You see, the men from the Ministry have surveyed the country's councils, they've found the problems -- and they have a "solution."
Last week the Ministry for the Environment announced it would be talking to up to 20 councils after a biennial Resource Management Act survey revealed some local bodies were struggling to process even half of their consent applications in time. Of the 85 city, district and regional councils surveyed, 19 processed fewer than 60 per cent of their applications within the timeframe. The worst offender was Kaipara District Council, which processed only 23.01 per cent."That's it. The solution to the country's resource consent woes is the Ministry of the Environment "talking" to up to 20 councils! Heavens! Why did no one think of that before?! Even state-worshipper Peter Nielson is unimpressed. "He said the delays were occurring at a vast cost to business and the community and were a source of huge frustration... [and] the government needed to take tougher action than just gathering reports from the “tardy 20” worst performers." But don't worry, Environment David Benson-Dope is "confident." See: “I am confident that the reasons for delays in consent processing can be addressed,” said Benson-Dope.

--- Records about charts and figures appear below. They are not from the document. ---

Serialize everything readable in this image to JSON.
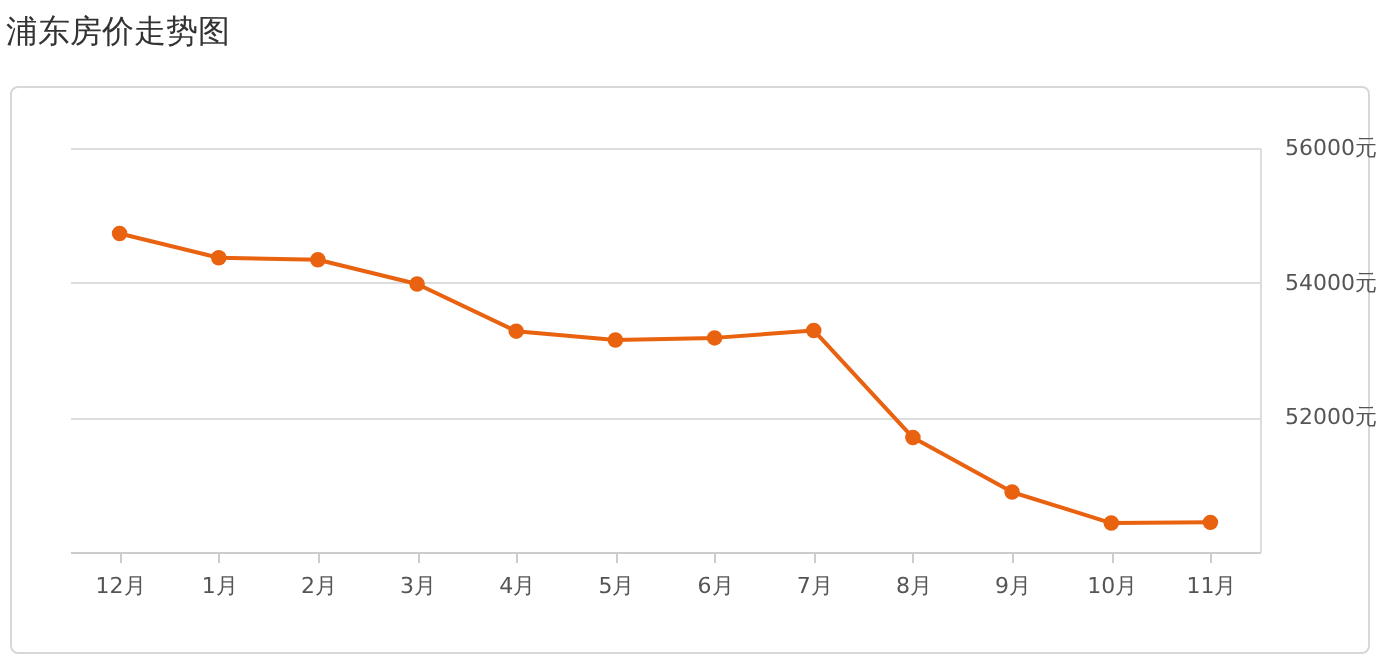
{
  "chart_data": {
    "type": "line",
    "title": "浦东房价走势图",
    "categories": [
      "12月",
      "1月",
      "2月",
      "3月",
      "4月",
      "5月",
      "6月",
      "7月",
      "8月",
      "9月",
      "10月",
      "11月"
    ],
    "series": [
      {
        "color": "#e8620f",
        "values": [
          54730,
          54370,
          54340,
          53980,
          53280,
          53150,
          53180,
          53290,
          51700,
          50890,
          50430,
          50440
        ]
      }
    ],
    "ylim": [
      50000,
      56000
    ],
    "yticks": [
      {
        "value": 52000,
        "label": "52000元"
      },
      {
        "value": 54000,
        "label": "54000元"
      },
      {
        "value": 56000,
        "label": "56000元"
      }
    ],
    "grid": "y",
    "marker": "circle",
    "line_style": "solid"
  }
}
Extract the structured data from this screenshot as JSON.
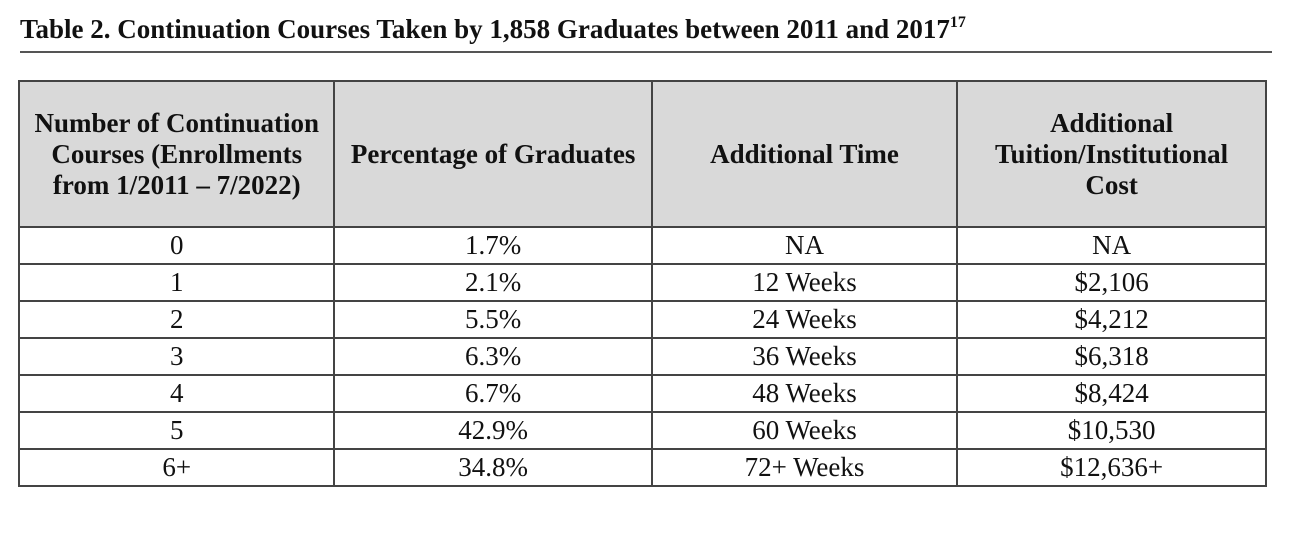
{
  "header": {
    "title": "Table 2. Continuation Courses Taken by 1,858 Graduates between 2011 and 2017",
    "footnote": "17"
  },
  "table": {
    "columns": [
      "Number of Continuation Courses (Enrollments from 1/2011 – 7/2022)",
      "Percentage of Graduates",
      "Additional Time",
      "Additional Tuition/Institutional Cost"
    ],
    "rows": [
      [
        "0",
        "1.7%",
        "NA",
        "NA"
      ],
      [
        "1",
        "2.1%",
        "12 Weeks",
        "$2,106"
      ],
      [
        "2",
        "5.5%",
        "24 Weeks",
        "$4,212"
      ],
      [
        "3",
        "6.3%",
        "36 Weeks",
        "$6,318"
      ],
      [
        "4",
        "6.7%",
        "48 Weeks",
        "$8,424"
      ],
      [
        "5",
        "42.9%",
        "60 Weeks",
        "$10,530"
      ],
      [
        "6+",
        "34.8%",
        "72+ Weeks",
        "$12,636+"
      ]
    ]
  }
}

Lucky us. We should all be oozing confidence, shouldn't we. With the Ministry "talking to" councils and Chris Carter "talking to" developers (mandating "affordable houses" on land made unaffordable by regulatory restrictions on land), there's really no reason for anyone to complain is there -- and Alan Bollard, would-be home-owners, and exporters struggling with record-high exchange rates can sleep easy, can't they. Can't they?